Tire dealers and service shop operators may overlook the fact that glib, seemingly off-the-cuff orders may waste time and cause needless aggravation. All too often, a boss behaves as if workers are mind readers who instinctively understand what he expects and demands.
Human nature being what it is, an owner or manager may not look in the mirror when he realizes that the assigned task is incomplete or incorrect. Instead, his immediate reaction may be more like, "This worker can't do anything right!"
Then tempers may flare further when the worker responds, "Don't hassle me. I did what you told me to do."
In the words of an insurance man, contributory negligence occurred here. That means both parties — the boss and the employee — erred. They both goofed by making common assumptions.
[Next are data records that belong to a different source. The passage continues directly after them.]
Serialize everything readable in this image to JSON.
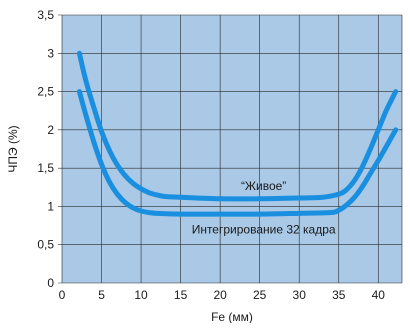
{
  "chart_data": {
    "type": "line",
    "xlabel": "Fe (мм)",
    "ylabel": "ЧПЭ (%)",
    "xlim": [
      0,
      43
    ],
    "ylim": [
      0,
      3.5
    ],
    "x_ticks": [
      0,
      5,
      10,
      15,
      20,
      25,
      30,
      35,
      40
    ],
    "y_ticks": [
      0,
      0.5,
      1,
      1.5,
      2,
      2.5,
      3,
      3.5
    ],
    "y_tick_labels": [
      "0",
      "0,5",
      "1",
      "1,5",
      "2",
      "2,5",
      "3",
      "3,5"
    ],
    "grid": true,
    "background_color": "#a9c9e6",
    "series": [
      {
        "name": "“Живое”",
        "color": "#1a8fe0",
        "x": [
          2.2,
          3,
          4,
          5,
          6,
          7,
          8,
          9,
          10,
          11,
          12,
          13,
          15,
          20,
          25,
          30,
          33,
          35,
          36,
          37,
          38,
          39,
          40,
          41,
          42.2
        ],
        "y": [
          3.0,
          2.65,
          2.3,
          1.98,
          1.73,
          1.54,
          1.4,
          1.3,
          1.23,
          1.18,
          1.15,
          1.13,
          1.12,
          1.1,
          1.1,
          1.11,
          1.12,
          1.16,
          1.22,
          1.34,
          1.52,
          1.75,
          2.0,
          2.25,
          2.5
        ]
      },
      {
        "name": "Интегрирование 32 кадра",
        "color": "#1a8fe0",
        "x": [
          2.2,
          3,
          4,
          5,
          6,
          7,
          8,
          9,
          10,
          11,
          12,
          15,
          20,
          25,
          30,
          34,
          35,
          36,
          37,
          38,
          39,
          40,
          41,
          42.2
        ],
        "y": [
          2.5,
          2.2,
          1.85,
          1.55,
          1.32,
          1.16,
          1.05,
          0.98,
          0.94,
          0.92,
          0.91,
          0.9,
          0.9,
          0.9,
          0.91,
          0.92,
          0.95,
          1.02,
          1.12,
          1.26,
          1.43,
          1.6,
          1.78,
          2.0
        ]
      }
    ],
    "annotations": [
      {
        "text": "“Живое”",
        "x": 25.5,
        "y": 1.27
      },
      {
        "text": "Интегрирование 32 кадра",
        "x": 25.5,
        "y": 0.7
      }
    ]
  }
}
For example, the owner or manager assumed that he told the worker exactly what he wanted him to do. Bosses often believe that the words they speak inherently are the clearest, most-appropriate ones for the occasion.
But in reality, those directions may be rather vague — overly general.
The hapless employee, in turn, made the assumption that he was executing the manager's command correctly. This willing worker erred by failing to ask for additional details about the boss' marching orders.
Therefore, the worker's response simply amounted to his best interpretation of the boss' command. "Best interpretations" do not necessarily match the boss' intentions.
A competent owner/manager runs a service shop where I often do homework and photography. He likes to joke that two bad assumptions should cancel out each other.
However, my field experience has convinced me that two assumptions may just double the risk of misunderstandings and flared tempers.
Predictably, these kinds of confrontations do not enhance the working relationship between managers and employees. What is more, these avoidable disputes hurt the crew's overall confidence in the boss' pronouncements.